LeRobot ecosystem overview

In this post — the first in the VLA & LeRobot Mastery series — we'll dive deep into LeRobot's architecture, understand each component, and write practical code to start working with the framework.

Overall Architecture of LeRobot

LeRobot is designed with a modular architecture, consisting of 4 main components:

Component Description Module
Dataset Unified data format, HuggingFace Hub integration lerobot.common.datasets
Policy Zoo of learning algorithms (ACT, Diffusion, VLA...) lerobot.common.policies
Environment Interface with simulators (MuJoCo, robosuite) lerobot.common.envs
Robot Interface with real robot hardware lerobot.common.robot_devices

The strength of this design is separation of concerns: you can change the policy without modifying dataset code, or switch from simulation to a real robot without retraining from scratch.

Installing LeRobot

# Install from source (recommended for latest version)
git clone https://github.com/huggingface/lerobot.git
cd lerobot
pip install -e ".[dev]"

# Or install from PyPI
pip install lerobot

# Verify installation
python -c "import lerobot; print(lerobot.__version__)"
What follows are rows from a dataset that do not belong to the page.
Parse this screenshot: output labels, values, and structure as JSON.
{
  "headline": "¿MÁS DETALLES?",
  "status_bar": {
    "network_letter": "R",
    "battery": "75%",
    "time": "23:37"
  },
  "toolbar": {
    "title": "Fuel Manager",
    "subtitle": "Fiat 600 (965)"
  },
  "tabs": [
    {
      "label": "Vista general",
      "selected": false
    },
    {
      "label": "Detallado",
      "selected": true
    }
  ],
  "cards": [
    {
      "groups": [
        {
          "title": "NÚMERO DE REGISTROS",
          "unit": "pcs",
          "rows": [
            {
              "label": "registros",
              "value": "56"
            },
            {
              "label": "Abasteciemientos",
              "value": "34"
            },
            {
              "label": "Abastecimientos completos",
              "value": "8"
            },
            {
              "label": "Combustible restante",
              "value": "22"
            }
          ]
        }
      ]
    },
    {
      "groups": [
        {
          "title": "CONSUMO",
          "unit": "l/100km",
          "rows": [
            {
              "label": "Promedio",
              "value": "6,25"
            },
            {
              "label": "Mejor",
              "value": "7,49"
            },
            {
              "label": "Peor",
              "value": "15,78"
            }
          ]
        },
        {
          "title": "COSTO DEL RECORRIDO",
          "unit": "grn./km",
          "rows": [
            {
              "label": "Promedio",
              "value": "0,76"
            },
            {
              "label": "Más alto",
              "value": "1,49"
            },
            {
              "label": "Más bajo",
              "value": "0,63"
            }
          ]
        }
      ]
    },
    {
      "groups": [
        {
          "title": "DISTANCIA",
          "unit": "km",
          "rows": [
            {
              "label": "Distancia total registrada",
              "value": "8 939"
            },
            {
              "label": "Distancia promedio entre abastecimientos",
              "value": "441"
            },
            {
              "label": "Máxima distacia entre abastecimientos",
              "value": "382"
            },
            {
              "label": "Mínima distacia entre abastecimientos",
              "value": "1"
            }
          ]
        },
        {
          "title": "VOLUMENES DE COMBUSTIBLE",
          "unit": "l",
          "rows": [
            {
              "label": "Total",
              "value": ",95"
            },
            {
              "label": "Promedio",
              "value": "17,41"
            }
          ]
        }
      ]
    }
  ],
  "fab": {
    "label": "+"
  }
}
LeRobotDataset: Unified Data Format

At the heart of LeRobot is LeRobotDataset — a standardized format for robot demonstration data. It solves the biggest problem in robot learning: every lab uses a different format.

Data Structure

A LeRobotDataset contains:

from lerobot.common.datasets.lerobot_dataset import LeRobotDataset

# Load dataset from HuggingFace Hub
dataset = LeRobotDataset("lerobot/pusht")

# View dataset info
print(f"Number of frames: {dataset.num_frames}")
print(f"Number of episodes: {dataset.num_episodes}")
print(f"FPS: {dataset.fps}")
print(f"Features: {dataset.features}")

# Access a single frame
frame = dataset[0]
print(frame.keys())
# dict_keys(['observation.image', 'observation.state', 'action', 
#             'episode_index', 'frame_index', 'timestamp'])

Each frame contains:

Loading and Exploring Datasets

import torch
from lerobot.common.datasets.lerobot_dataset import LeRobotDataset

# Load ALOHA dataset from Hub
dataset = LeRobotDataset("lerobot/aloha_sim_transfer_cube_human")
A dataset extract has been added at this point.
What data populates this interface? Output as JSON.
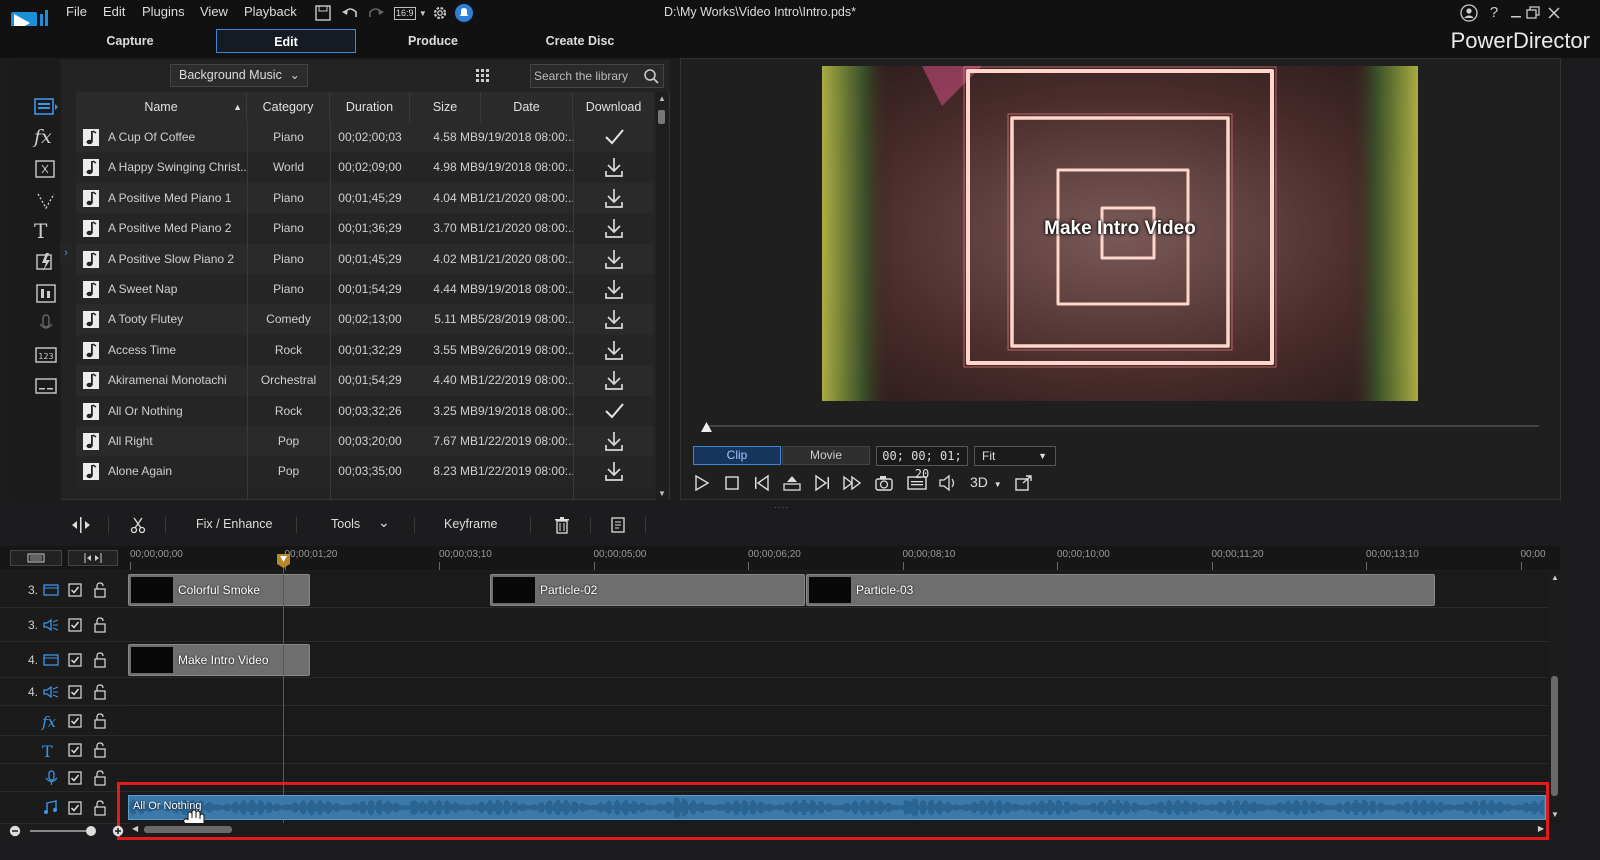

# View observation structure
print("Observation keys:")
for key in dataset.features:
    if key.startswith("observation"):
        shape = dataset[0][key].shape if hasattr(dataset[0][key], 'shape') else type(dataset[0][key])
        print(f"  {key}: {shape}")

# Get all frames from episode 0
episode_0 = dataset.filter(lambda x: x["episode_index"] == 0)
print(f"\nEpisode 0 has {len(episode_0)} frames")
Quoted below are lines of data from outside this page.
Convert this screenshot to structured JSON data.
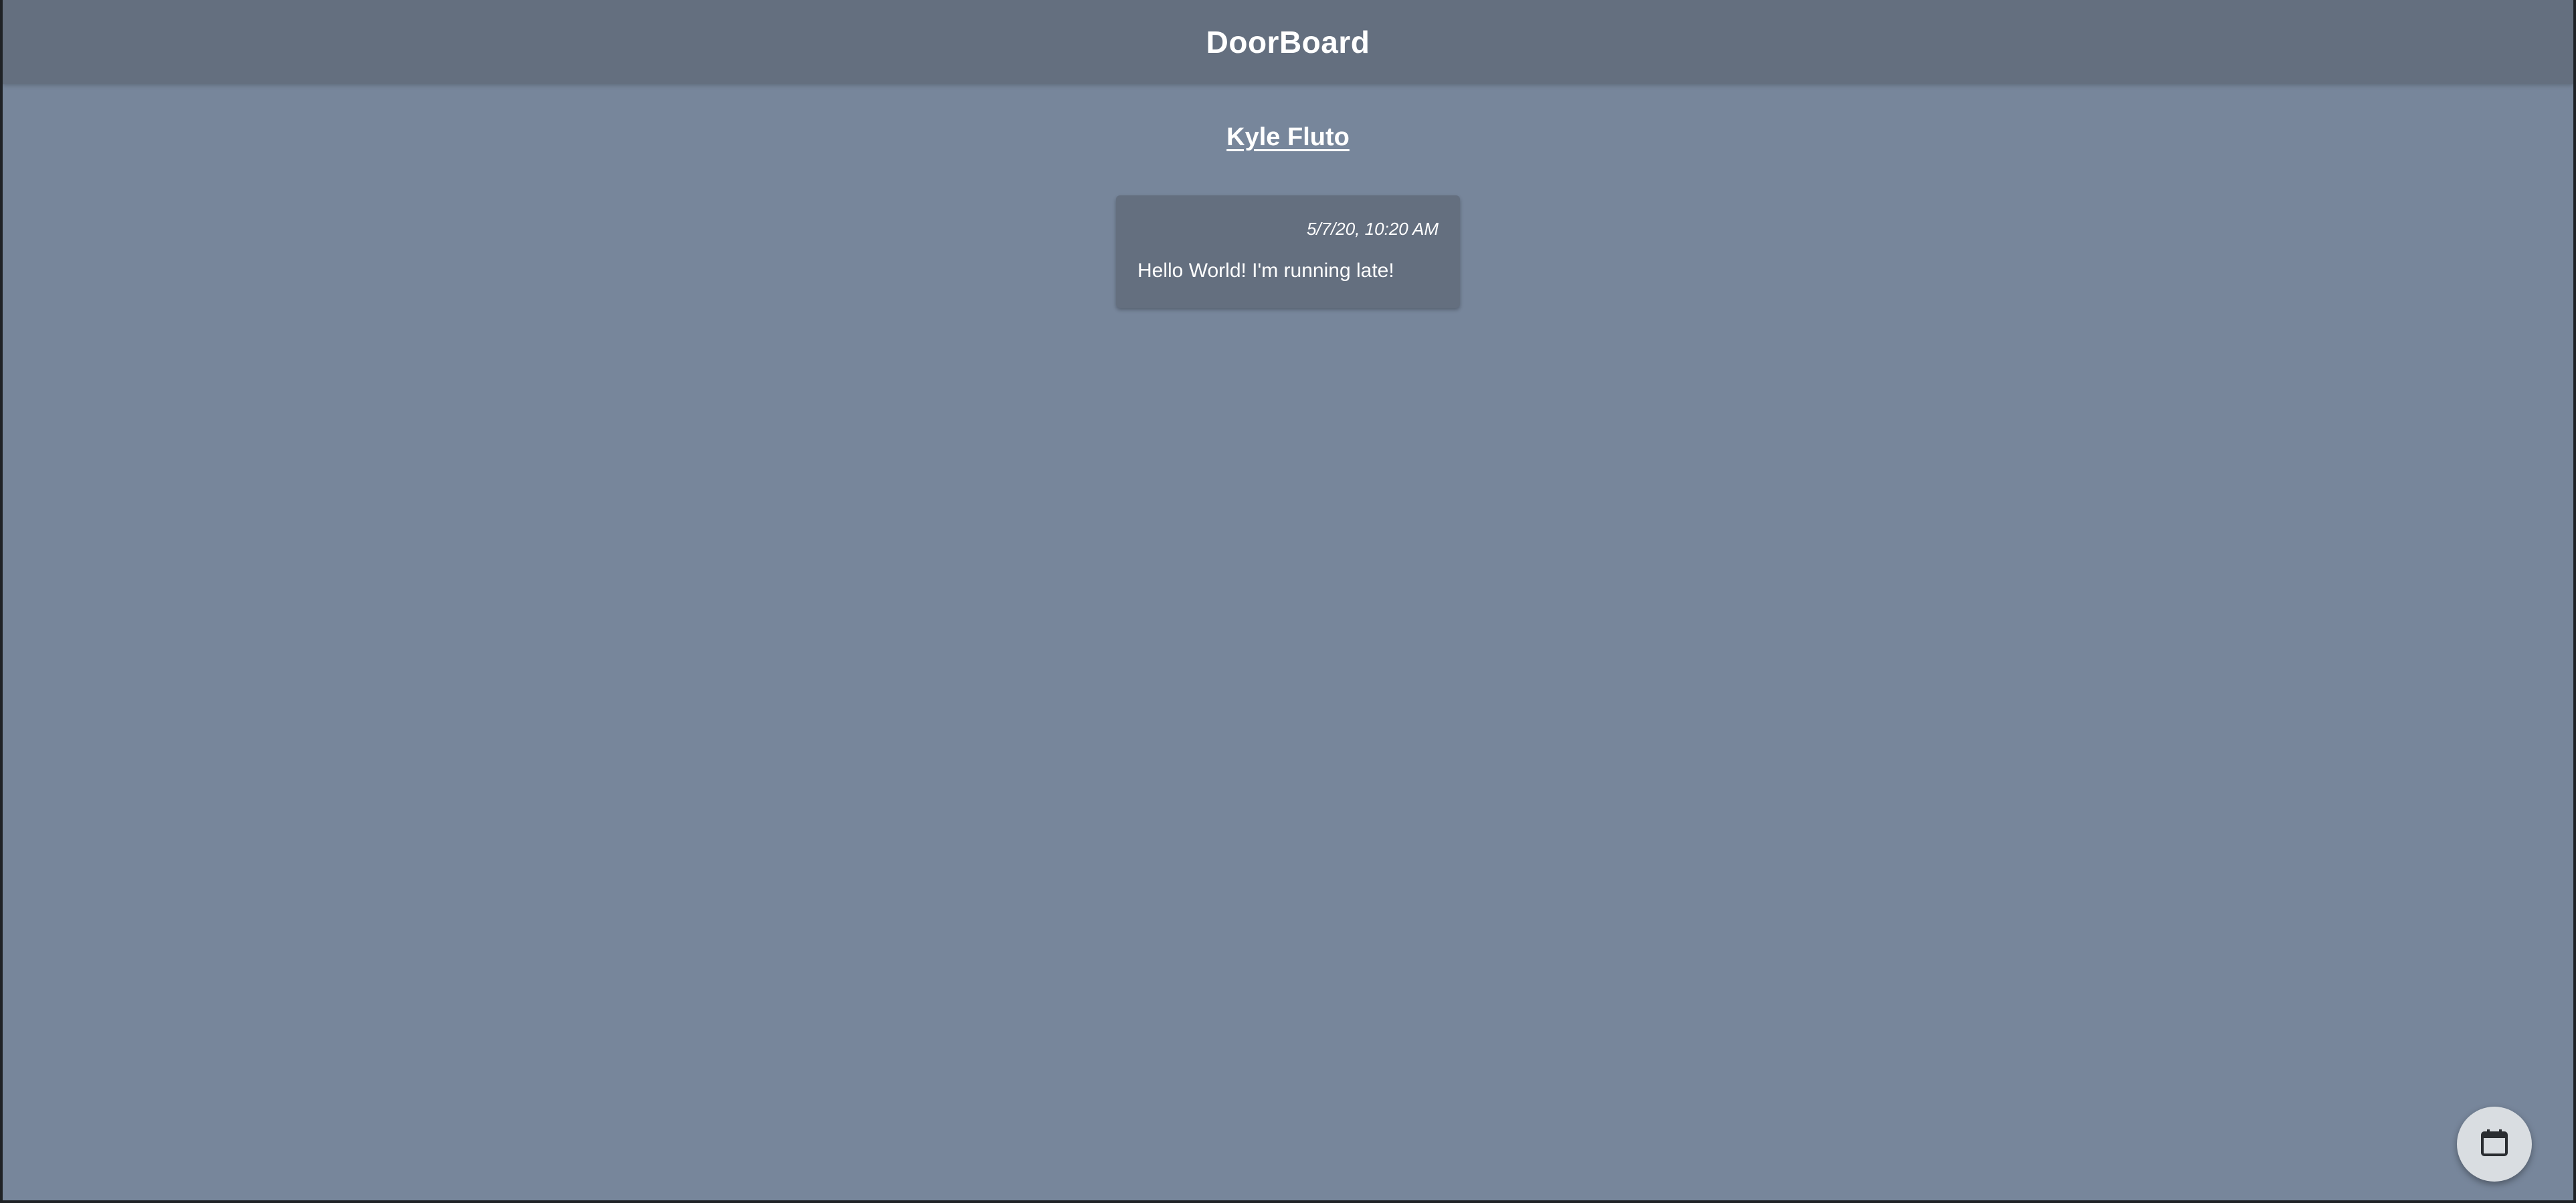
{
  "app": {
    "title": "DoorBoard"
  },
  "board": {
    "owner_name": "Kyle Fluto",
    "messages": [
      {
        "timestamp": "5/7/20, 10:20 AM",
        "text": "Hello World! I'm running late!"
      }
    ]
  },
  "fab": {
    "icon": "calendar-icon"
  },
  "colors": {
    "background": "#77869b",
    "header": "#646f7f",
    "card": "#646f7f",
    "fab": "#d9dde1",
    "text": "#ffffff"
  }
}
# Visualize action distribution
actions = torch.stack([dataset[i]["action"] for i in range(min(1000, len(dataset)))])
print(f"\nAction shape: {actions.shape}")
print(f"Action mean: {actions.mean(dim=0)}")
print(f"Action std: {actions.std(dim=0)}")

Creating Your Own Dataset

from lerobot.common.datasets.lerobot_dataset import LeRobotDataset

# Create a new dataset
dataset = LeRobotDataset.create(
    repo_id="my-username/my-robot-dataset",
    fps=30,
    robot_type="so100",
    features={
        "observation.image": {
            "dtype": "video",
            "shape": (480, 640, 3),
            "names": ["height", "width", "channels"],
        },
        "observation.state": {
            "dtype": "float32",
            "shape": (6,),
            "names": ["joint_positions"],
        },
        "action": {
            "dtype": "float32",
            "shape": (6,),
            "names": ["joint_velocities"],
        },
    },
)

# Add data frame by frame
for episode_idx in range(num_episodes):
    for frame in episode_frames:
        dataset.add_frame({
            "observation.image": frame["image"],
            "observation.state": frame["state"],
            "action": frame["action"],
        })
    dataset.save_episode()  # End episode

# Upload to HuggingFace Hub
dataset.push_to_hub()

Data pipeline visualization

Policy Zoo: From ACT to VLA

LeRobot provides a "zoo" of pre-implemented policies. This is a major differentiator compared to other frameworks — you can experiment with multiple algorithms on the same dataset simply by changing the config.

Available Policies

Policy Paper Strengths Weaknesses
ACT Zhao et al. 2023 Fast, stable, action chunking Needs many high-quality demos
Diffusion Policy Chi et al. RSS 2023 Multi-modal, robust Slower inference than ACT
TDMPC Hansen et al. 2024 Model-based, sample efficient More complex to tune
VLA Kim et al. 2024 Language-conditioned, zero-shot Requires powerful GPU
SmolVLA HuggingFace 2024 Lighter than VLA, edge-friendly Less powerful than full VLA
pi0 Black et al. 2024 Flow matching, fast inference New, fewer benchmarks

Instantiating and Using Policies

from lerobot.common.policies.act.configuration_act import ACTConfig
from lerobot.common.policies.act.modeling_act import ACTPolicy

# Configure ACT policy
config = ACTConfig(
    input_shapes={
        "observation.image": [3, 480, 640],
        "observation.state": [6],
    },
    output_shapes={
        "action": [6],
    },
    input_normalization_modes={
        "observation.image": "mean_std",
        "observation.state": "min_max",
    },
    output_normalization_modes={
        "action": "min_max",
    },
    chunk_size=100,      # Number of actions predicted at once
    n_action_steps=100,  # Number of actions to execute
    dim_model=512,       # Transformer dimension
    n_heads=8,           # Number of attention heads
    n_layers=6,          # Number of transformer layers
)

# Create policy
policy = ACTPolicy(config)
print(f"Number of parameters: {sum(p.numel() for p in policy.parameters()):,}")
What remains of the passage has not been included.